Beach addict, magazine lover, beer geek, political junkie, runner, design snob, tree hugger, amateur travel agent, and rabid HGTV devotee. A native of Delaware, Erin’s advertising career took her from New York City to Detroit to Charlotte before bringing her to the Jacksonville area in 2006 where she promptly met her husband Shawn. They married in 2009 and their wild and wonderful son Owen was born in 2010. Since then, Erin has continued her advertising career as a self-employed writer and consultant working on a part time basis. Some days, she longs to be a full-time stay-at-home mom; on really hard mom days, she daydreams about being a full-time professional. But most days, she feels fortunate to have a balance of both. Although she’s spent her career in advertising primarily as writer, working with so many talented artists, designers and photographers has led to her keen interest in all things aesthetically pleasing – including great style, which will be her main focus as a Jacksonville Moms Blog contributor.


    • I should also mention that Lainey was about 3 when she stopped napping. I remember we spent a full day in St. Augustine, and I was dreading the drive home. I thought surely she would fall asleep because she had missed that nap! It was a totally dark, long drive home and she stayed up the whole way. And with two older children, I didn’t enforce a QT with her. It’ll be interesting to see if I should have with a new baby in the house now!

  1. Yep, sounds like my exact experience with Sienna. Definitely more pros than cons, though I do miss my hour of alone time eating lunch and reading. Still its great she goes down quicker and earlier at night with less of a fight most nights…

  2. This could totally explain why my almost 3 year old takes hours to go to sleep at night. Maybe she is getting too much sleep during the day.

  3. My son, now 3.5, stopped napping before he was 2 even. He naps great at pre-school, best napper in the class, but not at home. Most nights it takes at least an hour to get him to bed. Some nights I just give up and fall asleep before he does. My daughter, just turned 1, still takes at minimum 2 naps a day (except at school where she only gets 2 if she falls asleep and they scoop her up and put her on a big pillow). 1 year old goes right to sleep at night within minutes some days, never more than a half hour.

  4. I knew it was The End of Napping when my first daughter – who was 2 years and 1 month at the time – got through Christmas shenanigans at our house first thing in the morning, at my parents’ house next, and then got in her car seat and made it through a 2 hour drive to my in-law’s house without falling asleep.

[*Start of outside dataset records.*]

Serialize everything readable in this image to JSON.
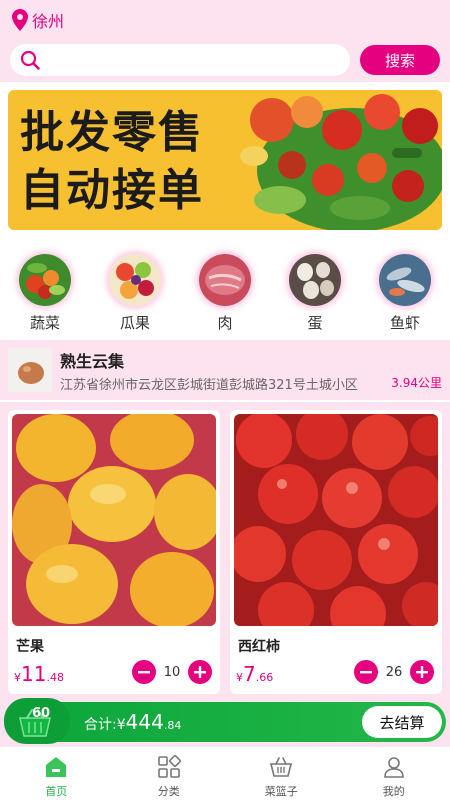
{
  "location": {
    "city": "徐州"
  },
  "search": {
    "placeholder": "",
    "button_label": "搜索"
  },
  "banner": {
    "line1": "批发零售",
    "line2": "自动接单"
  },
  "categories": [
    {
      "label": "蔬菜",
      "icon": "vegetables-image"
    },
    {
      "label": "瓜果",
      "icon": "fruits-image"
    },
    {
      "label": "肉",
      "icon": "meat-image"
    },
    {
      "label": "蛋",
      "icon": "eggs-image"
    },
    {
      "label": "鱼虾",
      "icon": "seafood-image"
    }
  ],
  "shop": {
    "name": "熟生云集",
    "address": "江苏省徐州市云龙区彭城街道彭城路321号土城小区",
    "distance": "3.94公里"
  },
  "products": [
    {
      "name": "芒果",
      "currency": "¥",
      "price_int": "11",
      "price_dec": ".48",
      "qty": "10"
    },
    {
      "name": "西红柿",
      "currency": "¥",
      "price_int": "7",
      "price_dec": ".66",
      "qty": "26"
    }
  ],
  "cart": {
    "count": "60",
    "total_label": "合计:",
    "currency": "¥",
    "total_int": "444",
    "total_dec": ".84",
    "checkout_label": "去结算"
  },
  "tabs": [
    {
      "label": "首页",
      "active": true
    },
    {
      "label": "分类",
      "active": false
    },
    {
      "label": "菜篮子",
      "active": false
    },
    {
      "label": "我的",
      "active": false
    }
  ],
  "colors": {
    "accent": "#e4007f",
    "background": "#fde3ef",
    "green": "#26b34a"
  }
}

    Since then, she only falls asleep in the middle of the day if she’s sick. I enforced some quiet time in her room for a while, then it was quiet time watching an hour of Sesame Street… and then it was gone 🙂

    Second daughter (15 months) naps much more soundly and longer than the first ever did, so I have a feeling she’ll nap until she’s older, too. She definitely needs it, and falls asleep right away for nap, but now she’s fighting bedtime tooth and nail. Sigh.

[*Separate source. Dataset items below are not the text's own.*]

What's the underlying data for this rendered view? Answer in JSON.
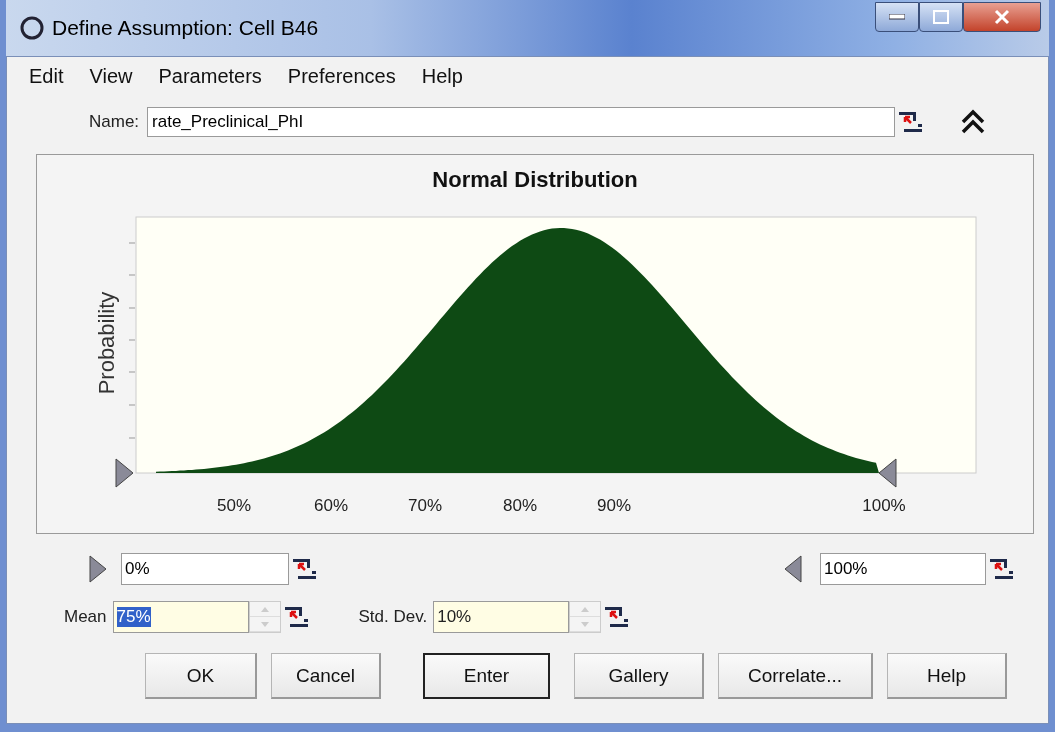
{
  "window": {
    "title": "Define Assumption: Cell B46"
  },
  "menu": [
    "Edit",
    "View",
    "Parameters",
    "Preferences",
    "Help"
  ],
  "name_field": {
    "label": "Name:",
    "value": "rate_Preclinical_PhI"
  },
  "chart": {
    "title": "Normal Distribution",
    "ylabel": "Probability",
    "xtick_labels": [
      "50%",
      "60%",
      "70%",
      "80%",
      "90%",
      "100%"
    ]
  },
  "min_field": {
    "value": "0%"
  },
  "max_field": {
    "value": "100%"
  },
  "parameters": [
    {
      "label": "Mean",
      "value": "75%",
      "selected": true
    },
    {
      "label": "Std. Dev.",
      "value": "10%",
      "selected": false
    }
  ],
  "buttons": [
    {
      "label": "OK",
      "default": false
    },
    {
      "label": "Cancel",
      "default": false
    },
    {
      "label": "Enter",
      "default": true
    },
    {
      "label": "Gallery",
      "default": false
    },
    {
      "label": "Correlate...",
      "default": false
    },
    {
      "label": "Help",
      "default": false
    }
  ]
}
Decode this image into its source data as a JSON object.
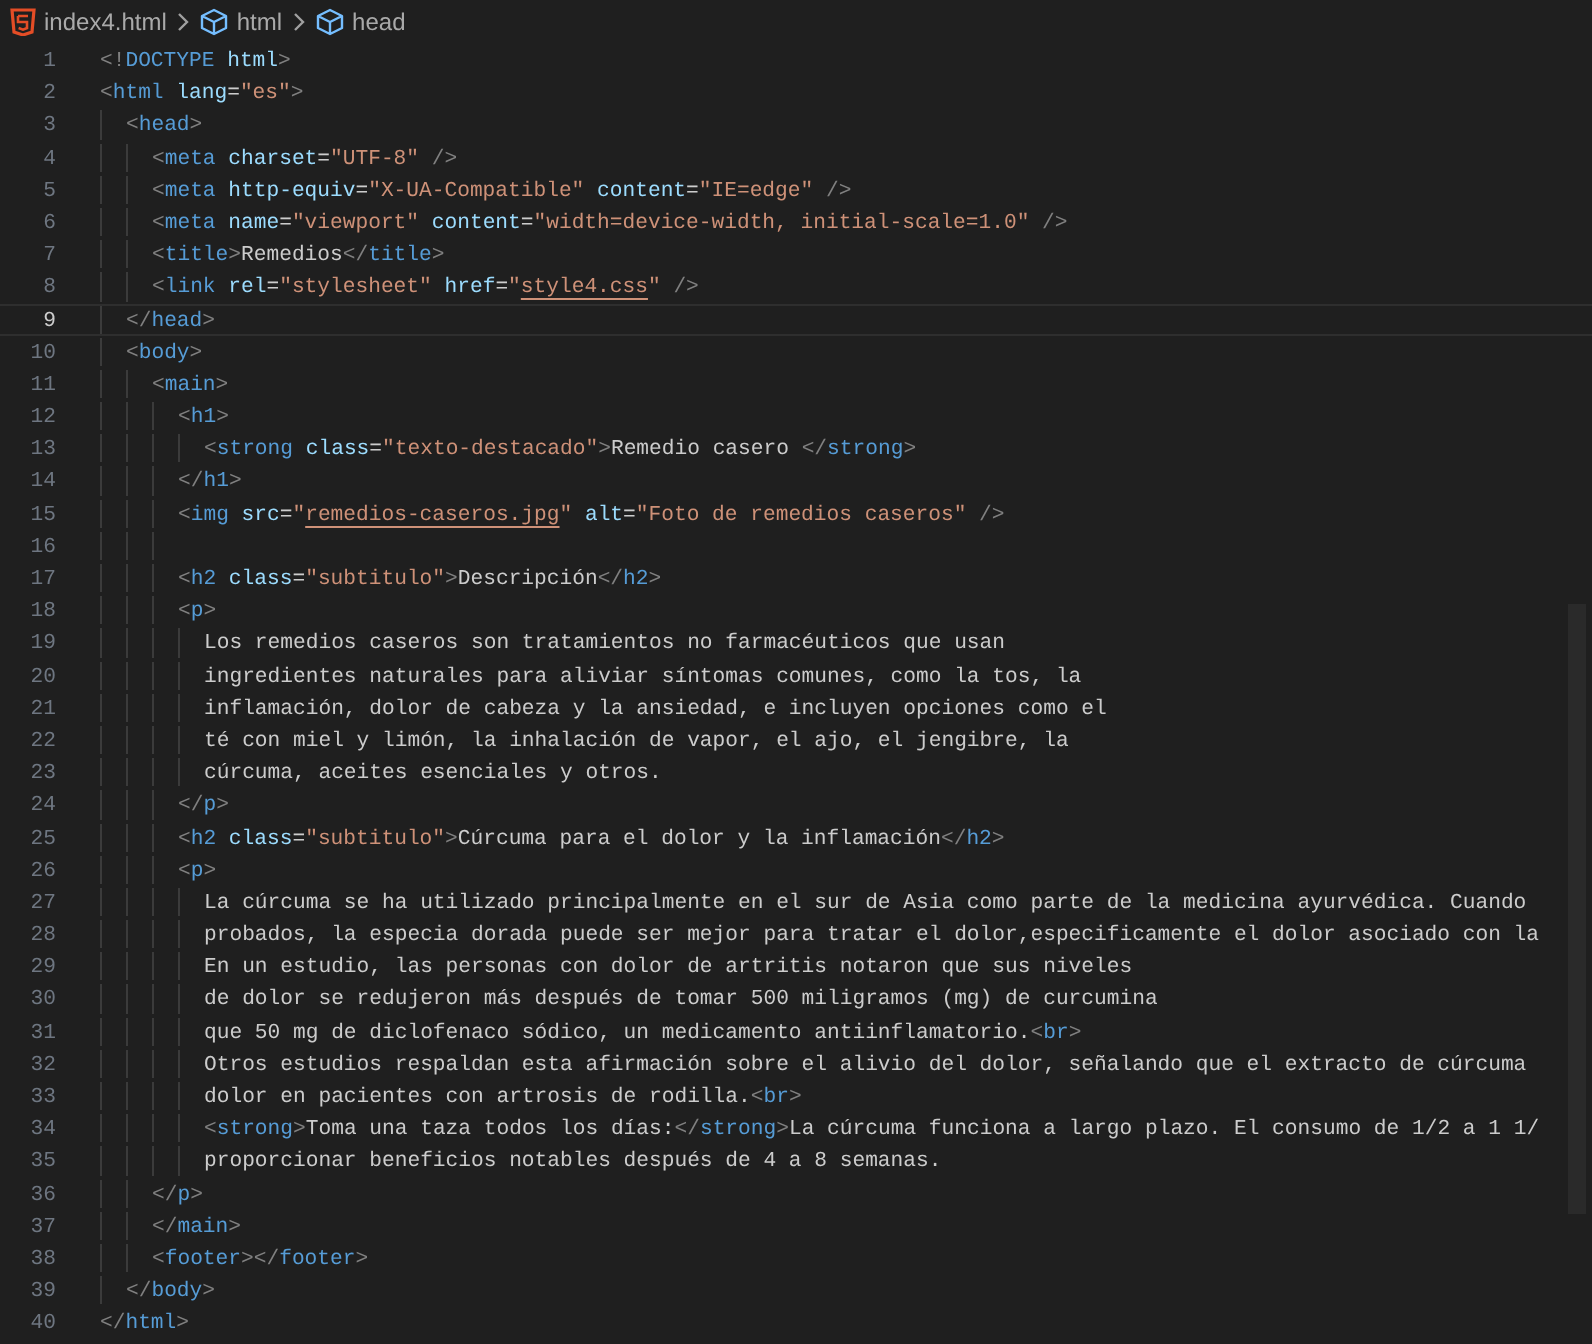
{
  "breadcrumb": [
    {
      "kind": "file",
      "label": "index4.html"
    },
    {
      "kind": "element",
      "label": "html"
    },
    {
      "kind": "element",
      "label": "head"
    }
  ],
  "lines": [
    {
      "number": "1",
      "active": false,
      "tokens": [
        {
          "kind": "punct",
          "text": "<!"
        },
        {
          "kind": "tag",
          "text": "DOCTYPE"
        },
        {
          "kind": "attr",
          "text": " html"
        },
        {
          "kind": "punct",
          "text": ">"
        }
      ]
    },
    {
      "number": "2",
      "active": false,
      "tokens": [
        {
          "kind": "punct",
          "text": "<"
        },
        {
          "kind": "tag",
          "text": "html"
        },
        {
          "kind": "attr",
          "text": " lang"
        },
        {
          "kind": "text",
          "text": "="
        },
        {
          "kind": "string",
          "text": "\"es\""
        },
        {
          "kind": "punct",
          "text": ">"
        }
      ],
      "children": [
        {
          "number": "3",
          "active": false,
          "tokens": [
            {
              "kind": "punct",
              "text": "<"
            },
            {
              "kind": "tag",
              "text": "head"
            },
            {
              "kind": "punct",
              "text": ">"
            }
          ],
          "children": [
            {
              "number": "4",
              "active": false,
              "tokens": [
                {
                  "kind": "punct",
                  "text": "<"
                },
                {
                  "kind": "tag",
                  "text": "meta"
                },
                {
                  "kind": "attr",
                  "text": " charset"
                },
                {
                  "kind": "text",
                  "text": "="
                },
                {
                  "kind": "string",
                  "text": "\"UTF-8\""
                },
                {
                  "kind": "punct",
                  "text": " />"
                }
              ]
            },
            {
              "number": "5",
              "active": false,
              "tokens": [
                {
                  "kind": "punct",
                  "text": "<"
                },
                {
                  "kind": "tag",
                  "text": "meta"
                },
                {
                  "kind": "attr",
                  "text": " http-equiv"
                },
                {
                  "kind": "text",
                  "text": "="
                },
                {
                  "kind": "string",
                  "text": "\"X-UA-Compatible\""
                },
                {
                  "kind": "attr",
                  "text": " content"
                },
                {
                  "kind": "text",
                  "text": "="
                },
                {
                  "kind": "string",
                  "text": "\"IE=edge\""
                },
                {
                  "kind": "punct",
                  "text": " />"
                }
              ]
            },
            {
              "number": "6",
              "active": false,
              "tokens": [
                {
                  "kind": "punct",
                  "text": "<"
                },
                {
                  "kind": "tag",
                  "text": "meta"
                },
                {
                  "kind": "attr",
                  "text": " name"
                },
                {
                  "kind": "text",
                  "text": "="
                },
                {
                  "kind": "string",
                  "text": "\"viewport\""
                },
                {
                  "kind": "attr",
                  "text": " content"
                },
                {
                  "kind": "text",
                  "text": "="
                },
                {
                  "kind": "string",
                  "text": "\"width=device-width, initial-scale=1.0\""
                },
                {
                  "kind": "punct",
                  "text": " />"
                }
              ]
            },
            {
              "number": "7",
              "active": false,
              "tokens": [
                {
                  "kind": "punct",
                  "text": "<"
                },
                {
                  "kind": "tag",
                  "text": "title"
                },
                {
                  "kind": "punct",
                  "text": ">"
                },
                {
                  "kind": "text",
                  "text": "Remedios"
                },
                {
                  "kind": "punct",
                  "text": "</"
                },
                {
                  "kind": "tag",
                  "text": "title"
                },
                {
                  "kind": "punct",
                  "text": ">"
                }
              ]
            },
            {
              "number": "8",
              "active": false,
              "tokens": [
                {
                  "kind": "punct",
                  "text": "<"
                },
                {
                  "kind": "tag",
                  "text": "link"
                },
                {
                  "kind": "attr",
                  "text": " rel"
                },
                {
                  "kind": "text",
                  "text": "="
                },
                {
                  "kind": "string",
                  "text": "\"stylesheet\""
                },
                {
                  "kind": "attr",
                  "text": " href"
                },
                {
                  "kind": "text",
                  "text": "="
                },
                {
                  "kind": "string",
                  "text": "\""
                },
                {
                  "kind": "link",
                  "text": "style4.css"
                },
                {
                  "kind": "string",
                  "text": "\""
                },
                {
                  "kind": "punct",
                  "text": " />"
                }
              ]
            }
          ]
        },
        {
          "number": "9",
          "active": true,
          "tokens": [
            {
              "kind": "punct",
              "text": "</"
            },
            {
              "kind": "tag",
              "text": "head"
            },
            {
              "kind": "punct",
              "text": ">"
            }
          ]
        },
        {
          "number": "10",
          "active": false,
          "tokens": [
            {
              "kind": "punct",
              "text": "<"
            },
            {
              "kind": "tag",
              "text": "body"
            },
            {
              "kind": "punct",
              "text": ">"
            }
          ],
          "children": [
            {
              "number": "11",
              "active": false,
              "tokens": [
                {
                  "kind": "punct",
                  "text": "<"
                },
                {
                  "kind": "tag",
                  "text": "main"
                },
                {
                  "kind": "punct",
                  "text": ">"
                }
              ],
              "children": [
                {
                  "number": "12",
                  "active": false,
                  "tokens": [
                    {
                      "kind": "punct",
                      "text": "<"
                    },
                    {
                      "kind": "tag",
                      "text": "h1"
                    },
                    {
                      "kind": "punct",
                      "text": ">"
                    }
                  ],
                  "children": [
                    {
                      "number": "13",
                      "active": false,
                      "tokens": [
                        {
                          "kind": "punct",
                          "text": "<"
                        },
                        {
                          "kind": "tag",
                          "text": "strong"
                        },
                        {
                          "kind": "attr",
                          "text": " class"
                        },
                        {
                          "kind": "text",
                          "text": "="
                        },
                        {
                          "kind": "string",
                          "text": "\"texto-destacado\""
                        },
                        {
                          "kind": "punct",
                          "text": ">"
                        },
                        {
                          "kind": "text",
                          "text": "Remedio casero "
                        },
                        {
                          "kind": "punct",
                          "text": "</"
                        },
                        {
                          "kind": "tag",
                          "text": "strong"
                        },
                        {
                          "kind": "punct",
                          "text": ">"
                        }
                      ]
                    }
                  ]
                },
                {
                  "number": "14",
                  "active": false,
                  "tokens": [
                    {
                      "kind": "punct",
                      "text": "</"
                    },
                    {
                      "kind": "tag",
                      "text": "h1"
                    },
                    {
                      "kind": "punct",
                      "text": ">"
                    }
                  ]
                },
                {
                  "number": "15",
                  "active": false,
                  "tokens": [
                    {
                      "kind": "punct",
                      "text": "<"
                    },
                    {
                      "kind": "tag",
                      "text": "img"
                    },
                    {
                      "kind": "attr",
                      "text": " src"
                    },
                    {
                      "kind": "text",
                      "text": "="
                    },
                    {
                      "kind": "string",
                      "text": "\""
                    },
                    {
                      "kind": "link",
                      "text": "remedios-caseros.jpg"
                    },
                    {
                      "kind": "string",
                      "text": "\""
                    },
                    {
                      "kind": "attr",
                      "text": " alt"
                    },
                    {
                      "kind": "text",
                      "text": "="
                    },
                    {
                      "kind": "string",
                      "text": "\"Foto de remedios caseros\""
                    },
                    {
                      "kind": "punct",
                      "text": " />"
                    }
                  ]
                },
                {
                  "number": "16",
                  "active": false
                },
                {
                  "number": "17",
                  "active": false,
                  "tokens": [
                    {
                      "kind": "punct",
                      "text": "<"
                    },
                    {
                      "kind": "tag",
                      "text": "h2"
                    },
                    {
                      "kind": "attr",
                      "text": " class"
                    },
                    {
                      "kind": "text",
                      "text": "="
                    },
                    {
                      "kind": "string",
                      "text": "\"subtitulo\""
                    },
                    {
                      "kind": "punct",
                      "text": ">"
                    },
                    {
                      "kind": "text",
                      "text": "Descripción"
                    },
                    {
                      "kind": "punct",
                      "text": "</"
                    },
                    {
                      "kind": "tag",
                      "text": "h2"
                    },
                    {
                      "kind": "punct",
                      "text": ">"
                    }
                  ]
                },
                {
                  "number": "18",
                  "active": false,
                  "tokens": [
                    {
                      "kind": "punct",
                      "text": "<"
                    },
                    {
                      "kind": "tag",
                      "text": "p"
                    },
                    {
                      "kind": "punct",
                      "text": ">"
                    }
                  ],
                  "children": [
                    {
                      "number": "19",
                      "active": false,
                      "tokens": [
                        {
                          "kind": "text",
                          "text": "Los remedios caseros son tratamientos no farmacéuticos que usan"
                        }
                      ]
                    },
                    {
                      "number": "20",
                      "active": false,
                      "tokens": [
                        {
                          "kind": "text",
                          "text": "ingredientes naturales para aliviar síntomas comunes, como la tos, la"
                        }
                      ]
                    },
                    {
                      "number": "21",
                      "active": false,
                      "tokens": [
                        {
                          "kind": "text",
                          "text": "inflamación, dolor de cabeza y la ansiedad, e incluyen opciones como el"
                        }
                      ]
                    },
                    {
                      "number": "22",
                      "active": false,
                      "tokens": [
                        {
                          "kind": "text",
                          "text": "té con miel y limón, la inhalación de vapor, el ajo, el jengibre, la"
                        }
                      ]
                    },
                    {
                      "number": "23",
                      "active": false,
                      "tokens": [
                        {
                          "kind": "text",
                          "text": "cúrcuma, aceites esenciales y otros."
                        }
                      ]
                    }
                  ]
                },
                {
                  "number": "24",
                  "active": false,
                  "tokens": [
                    {
                      "kind": "punct",
                      "text": "</"
                    },
                    {
                      "kind": "tag",
                      "text": "p"
                    },
                    {
                      "kind": "punct",
                      "text": ">"
                    }
                  ]
                },
                {
                  "number": "25",
                  "active": false,
                  "tokens": [
                    {
                      "kind": "punct",
                      "text": "<"
                    },
                    {
                      "kind": "tag",
                      "text": "h2"
                    },
                    {
                      "kind": "attr",
                      "text": " class"
                    },
                    {
                      "kind": "text",
                      "text": "="
                    },
                    {
                      "kind": "string",
                      "text": "\"subtitulo\""
                    },
                    {
                      "kind": "punct",
                      "text": ">"
                    },
                    {
                      "kind": "text",
                      "text": "Cúrcuma para el dolor y la inflamación"
                    },
                    {
                      "kind": "punct",
                      "text": "</"
                    },
                    {
                      "kind": "tag",
                      "text": "h2"
                    },
                    {
                      "kind": "punct",
                      "text": ">"
                    }
                  ]
                },
                {
                  "number": "26",
                  "active": false,
                  "tokens": [
                    {
                      "kind": "punct",
                      "text": "<"
                    },
                    {
                      "kind": "tag",
                      "text": "p"
                    },
                    {
                      "kind": "punct",
                      "text": ">"
                    }
                  ],
                  "children": [
                    {
                      "number": "27",
                      "active": false,
                      "tokens": [
                        {
                          "kind": "text",
                          "text": "La cúrcuma se ha utilizado principalmente en el sur de Asia como parte de la medicina ayurvédica. Cuando"
                        }
                      ]
                    },
                    {
                      "number": "28",
                      "active": false,
                      "tokens": [
                        {
                          "kind": "text",
                          "text": "probados, la especia dorada puede ser mejor para tratar el dolor,especificamente el dolor asociado con la"
                        }
                      ]
                    },
                    {
                      "number": "29",
                      "active": false,
                      "tokens": [
                        {
                          "kind": "text",
                          "text": "En un estudio, las personas con dolor de artritis notaron que sus niveles"
                        }
                      ]
                    },
                    {
                      "number": "30",
                      "active": false,
                      "tokens": [
                        {
                          "kind": "text",
                          "text": "de dolor se redujeron más después de tomar 500 miligramos (mg) de curcumina"
                        }
                      ]
                    },
                    {
                      "number": "31",
                      "active": false,
                      "tokens": [
                        {
                          "kind": "text",
                          "text": "que 50 mg de diclofenaco sódico, un medicamento antiinflamatorio."
                        },
                        {
                          "kind": "punct",
                          "text": "<"
                        },
                        {
                          "kind": "tag",
                          "text": "br"
                        },
                        {
                          "kind": "punct",
                          "text": ">"
                        }
                      ]
                    },
                    {
                      "number": "32",
                      "active": false,
                      "tokens": [
                        {
                          "kind": "text",
                          "text": "Otros estudios respaldan esta afirmación sobre el alivio del dolor, señalando que el extracto de cúrcuma"
                        }
                      ]
                    },
                    {
                      "number": "33",
                      "active": false,
                      "tokens": [
                        {
                          "kind": "text",
                          "text": "dolor en pacientes con artrosis de rodilla."
                        },
                        {
                          "kind": "punct",
                          "text": "<"
                        },
                        {
                          "kind": "tag",
                          "text": "br"
                        },
                        {
                          "kind": "punct",
                          "text": ">"
                        }
                      ]
                    },
                    {
                      "number": "34",
                      "active": false,
                      "tokens": [
                        {
                          "kind": "punct",
                          "text": "<"
                        },
                        {
                          "kind": "tag",
                          "text": "strong"
                        },
                        {
                          "kind": "punct",
                          "text": ">"
                        },
                        {
                          "kind": "text",
                          "text": "Toma una taza todos los días:"
                        },
                        {
                          "kind": "punct",
                          "text": "</"
                        },
                        {
                          "kind": "tag",
                          "text": "strong"
                        },
                        {
                          "kind": "punct",
                          "text": ">"
                        },
                        {
                          "kind": "text",
                          "text": "La cúrcuma funciona a largo plazo. El consumo de 1/2 a 1 1/"
                        }
                      ]
                    },
                    {
                      "number": "35",
                      "active": false,
                      "tokens": [
                        {
                          "kind": "text",
                          "text": "proporcionar beneficios notables después de 4 a 8 semanas."
                        }
                      ]
                    }
                  ]
                }
              ]
            },
            {
              "number": "36",
              "active": false,
              "tokens": [
                {
                  "kind": "punct",
                  "text": "</"
                },
                {
                  "kind": "tag",
                  "text": "p"
                },
                {
                  "kind": "punct",
                  "text": ">"
                }
              ]
            },
            {
              "number": "37",
              "active": false,
              "tokens": [
                {
                  "kind": "punct",
                  "text": "</"
                },
                {
                  "kind": "tag",
                  "text": "main"
                },
                {
                  "kind": "punct",
                  "text": ">"
                }
              ]
            },
            {
              "number": "38",
              "active": false,
              "tokens": [
                {
                  "kind": "punct",
                  "text": "<"
                },
                {
                  "kind": "tag",
                  "text": "footer"
                },
                {
                  "kind": "punct",
                  "text": "></"
                },
                {
                  "kind": "tag",
                  "text": "footer"
                },
                {
                  "kind": "punct",
                  "text": ">"
                }
              ]
            }
          ]
        },
        {
          "number": "39",
          "active": false,
          "tokens": [
            {
              "kind": "punct",
              "text": "</"
            },
            {
              "kind": "tag",
              "text": "body"
            },
            {
              "kind": "punct",
              "text": ">"
            }
          ]
        }
      ]
    },
    {
      "number": "40",
      "active": false,
      "tokens": [
        {
          "kind": "punct",
          "text": "</"
        },
        {
          "kind": "tag",
          "text": "html"
        },
        {
          "kind": "punct",
          "text": ">"
        }
      ]
    }
  ]
}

  5. Right on time… My 3 year old does not want to nap on the weekends…but my 5 & 7 year olds do! (Well, they say they don’t, but they still fall asleep if I make them lay down.)

  6. I have 3 girls, ages 7, 3, and 2, with one more due in April. My 7 year old has always been a napper. When she was around 3 she could go with out a nap fine but would still take one without issue if we decided to. My 3 year old has not regularly taken naps for a year now. We have always enforced quiet time because of her younger sister still requiring naps. Now, my 2 year old wont nap. I am still enforcing quiet time because it gives them a chance to nap if they need it, but even if they dont fall asleep, they get up in much better moods than when they went in. I also know I’m going to need naps/quiet time when the new baby arrives. I do agree that when we skip quiet time because we are out and about for the day it is nice not to have to stick to such a strict schedule, but I’m a stay at home mom, and most of our days are spent at home. Those days are not so nice without quiet time. My girls are also early risers, regardless of when they go to bed, or if there was a nap or quiet time that day, they are up anywhere between 5:45 and 7, usually around 6:20 though. I do wish I could change that!!!